EFF/KRF: In his classic 1959 book that defined modern portfolio theory, Markowitz considers the semi-variance as a potential measure of risk. Interest in the semi-variance fell by the wayside among academics because, at least for short holding periods (e.g., monthly), distributions of returns are rather symmetric. For symmetric distributions, the true variance and semi-variance are interchangeable, but because all the data are used to estimate the variance but only negative returns are used to estimate the semi-variance, estimates of variance are more accurate than estimates of semi-variance. For longer holding periods (e.g., a year or more), distributions of returns are right skewed, and no single measure of dispersion (e.g., the variance or the semi-variance) summarizes the overall risk of the distribution.

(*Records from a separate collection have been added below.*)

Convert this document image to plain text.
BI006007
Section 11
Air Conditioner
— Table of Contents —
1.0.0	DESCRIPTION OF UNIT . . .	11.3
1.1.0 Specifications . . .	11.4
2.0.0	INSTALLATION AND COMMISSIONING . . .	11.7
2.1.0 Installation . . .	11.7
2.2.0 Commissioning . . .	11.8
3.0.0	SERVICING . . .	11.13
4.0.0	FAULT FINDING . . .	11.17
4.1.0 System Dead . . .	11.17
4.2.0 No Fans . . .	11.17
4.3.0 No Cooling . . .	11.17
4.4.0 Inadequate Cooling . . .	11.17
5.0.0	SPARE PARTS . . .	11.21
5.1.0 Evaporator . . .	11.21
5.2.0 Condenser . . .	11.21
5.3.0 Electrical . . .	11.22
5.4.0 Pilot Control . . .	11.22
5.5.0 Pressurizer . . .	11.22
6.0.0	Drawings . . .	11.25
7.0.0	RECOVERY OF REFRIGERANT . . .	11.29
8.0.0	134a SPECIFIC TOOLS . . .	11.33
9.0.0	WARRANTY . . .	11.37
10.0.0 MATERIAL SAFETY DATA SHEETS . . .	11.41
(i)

Let's now examine whether you really believe what you say about your client's tastes. In our (academic) terms, your statements imply that your clients are risk neutral on the upside but risk averse on the downside. If this is the case, the semi-variance, which ignores upside risk, is probably a better single measure of risk than the variance, but the conclusion is subject to the caveats above about the skewness of return distributions for longer return horizons.
Risk neutrality on the upside has a strong implication that we don't think characterizes most investors. Specifically, if such a client is faced with a choice between (i) engaging in a gamble with only positive possible payoffs, or (ii) getting the expected (mean) payoff from the gamble for certain, the client is indifferent between engaging in the gamble or taking the sure payoff, regardless of the variance of the uncertain payoffs on the gamble. If the client is indeed indifferent, you have accurately characterized the upside. But if the client says that for extreme gambles of this sort, he/she prefers to have the expected payoff for certain, the client has some amount of risk aversion on the upside.